Dalam aksinya, pendemo membentangkan spanduk, poster, dan melakukan tarian Papua.
Koalisi berasal dari Perhimpunan Pembela Masyarakat Adat Nusantara (PPMAN), Pusaka Bentala Rakyat Papua, Greenpeace Indonesia, Satya Bumi, LBH Papua, Walhi Papua, Eknas Walhi, PILNet Indonesia, Lembaga Studi dan Advokasi Masyarakat (Elsam), serta Perkumpulan HuMa Indonesia.
Aksi ini merupakan kelanjutan dari upaya-upaya yang telah dilakukan suku Awyu dalam memperjuangkan hak atas lingkungan hidup mereka.

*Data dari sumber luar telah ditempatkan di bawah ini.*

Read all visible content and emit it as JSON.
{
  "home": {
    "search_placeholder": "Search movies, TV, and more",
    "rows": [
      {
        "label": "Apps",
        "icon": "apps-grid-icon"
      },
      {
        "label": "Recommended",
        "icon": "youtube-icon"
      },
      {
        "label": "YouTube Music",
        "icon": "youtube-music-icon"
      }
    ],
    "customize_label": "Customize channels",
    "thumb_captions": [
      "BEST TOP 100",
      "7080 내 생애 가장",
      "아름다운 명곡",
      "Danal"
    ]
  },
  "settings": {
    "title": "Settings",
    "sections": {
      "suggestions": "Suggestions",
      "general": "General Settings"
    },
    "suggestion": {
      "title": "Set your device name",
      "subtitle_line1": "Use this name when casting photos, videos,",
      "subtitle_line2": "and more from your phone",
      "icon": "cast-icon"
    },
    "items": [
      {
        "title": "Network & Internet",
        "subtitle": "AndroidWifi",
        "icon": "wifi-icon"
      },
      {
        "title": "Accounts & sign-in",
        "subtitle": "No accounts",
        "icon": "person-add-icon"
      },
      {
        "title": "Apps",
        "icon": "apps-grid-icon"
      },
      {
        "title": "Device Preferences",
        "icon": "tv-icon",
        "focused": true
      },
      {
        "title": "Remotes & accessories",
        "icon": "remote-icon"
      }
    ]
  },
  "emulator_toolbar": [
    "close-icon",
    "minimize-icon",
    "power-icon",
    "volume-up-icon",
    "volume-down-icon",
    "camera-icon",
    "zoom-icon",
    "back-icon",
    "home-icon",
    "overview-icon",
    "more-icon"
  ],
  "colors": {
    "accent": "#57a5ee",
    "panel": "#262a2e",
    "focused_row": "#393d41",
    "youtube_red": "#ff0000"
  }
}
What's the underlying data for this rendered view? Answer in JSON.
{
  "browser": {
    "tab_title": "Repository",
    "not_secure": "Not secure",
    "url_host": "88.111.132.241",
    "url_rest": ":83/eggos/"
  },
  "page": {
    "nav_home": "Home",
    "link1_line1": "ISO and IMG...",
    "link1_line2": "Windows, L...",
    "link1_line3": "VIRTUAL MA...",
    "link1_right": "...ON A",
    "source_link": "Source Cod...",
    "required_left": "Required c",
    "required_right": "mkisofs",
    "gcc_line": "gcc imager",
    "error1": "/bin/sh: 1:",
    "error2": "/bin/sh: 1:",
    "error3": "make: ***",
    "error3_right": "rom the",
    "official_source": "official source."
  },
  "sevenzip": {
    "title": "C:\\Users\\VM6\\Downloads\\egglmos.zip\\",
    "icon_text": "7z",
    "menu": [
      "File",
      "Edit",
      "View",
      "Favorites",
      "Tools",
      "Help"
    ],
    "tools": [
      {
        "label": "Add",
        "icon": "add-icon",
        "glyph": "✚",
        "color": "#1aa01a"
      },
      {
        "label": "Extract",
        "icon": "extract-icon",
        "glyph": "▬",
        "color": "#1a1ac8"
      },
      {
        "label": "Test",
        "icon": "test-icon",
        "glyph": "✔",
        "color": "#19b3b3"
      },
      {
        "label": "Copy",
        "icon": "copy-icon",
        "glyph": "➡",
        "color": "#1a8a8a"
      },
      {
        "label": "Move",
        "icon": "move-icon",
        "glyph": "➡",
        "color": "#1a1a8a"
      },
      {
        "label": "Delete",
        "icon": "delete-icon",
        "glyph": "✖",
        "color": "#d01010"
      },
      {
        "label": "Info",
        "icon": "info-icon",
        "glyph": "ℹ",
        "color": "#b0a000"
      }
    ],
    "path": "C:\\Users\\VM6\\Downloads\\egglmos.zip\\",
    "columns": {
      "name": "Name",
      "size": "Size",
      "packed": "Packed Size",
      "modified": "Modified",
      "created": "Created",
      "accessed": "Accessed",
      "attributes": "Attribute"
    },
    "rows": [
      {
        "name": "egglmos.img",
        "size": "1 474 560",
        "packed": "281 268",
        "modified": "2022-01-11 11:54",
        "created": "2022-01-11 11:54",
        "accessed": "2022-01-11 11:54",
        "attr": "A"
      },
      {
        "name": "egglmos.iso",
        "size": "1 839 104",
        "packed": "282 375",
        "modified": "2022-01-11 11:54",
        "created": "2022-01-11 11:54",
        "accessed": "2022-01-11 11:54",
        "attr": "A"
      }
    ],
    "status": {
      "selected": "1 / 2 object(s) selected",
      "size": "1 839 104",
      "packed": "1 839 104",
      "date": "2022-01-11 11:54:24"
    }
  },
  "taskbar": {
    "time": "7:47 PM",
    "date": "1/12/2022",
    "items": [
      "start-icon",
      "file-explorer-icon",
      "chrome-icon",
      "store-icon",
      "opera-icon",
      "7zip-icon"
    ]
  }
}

Sebelumnya, pada Maret lalu, suku Awyu telah melayangkan gugatan lingkungan hidup dan perubahan iklim ke Pengadilan Tata Usaha Negara (PTUN) Jayapura menyangkut izin lingkungan hidup yang diterbitkan oleh Dinas Penanaman Modal dan Pelayanan Terbuka Satu Pintu (DPMPTSP) Provinsi Papua untuk PT Indo Asiana Lestari (PT IAL).
Hal ini diikuti dengan permohonan sebagai tergugat intervensi ke PTUN Jakarta pada Selasa, 9 Mei 2023 dalam gugatan korporasi PT Megakarya Jaya Raya dan PT Kartika Cipta Pratama terhadap Menteri Lingkungan Hidup dan Kehutanan.
Masyarakat adat suku Awyu dari Boven Digoel, Papua Selatan, tersebut meminta pemerintah mempertahankan hutan adat yang terancam oleh konsesi sejumlah perusahaan sawit di daerah itu.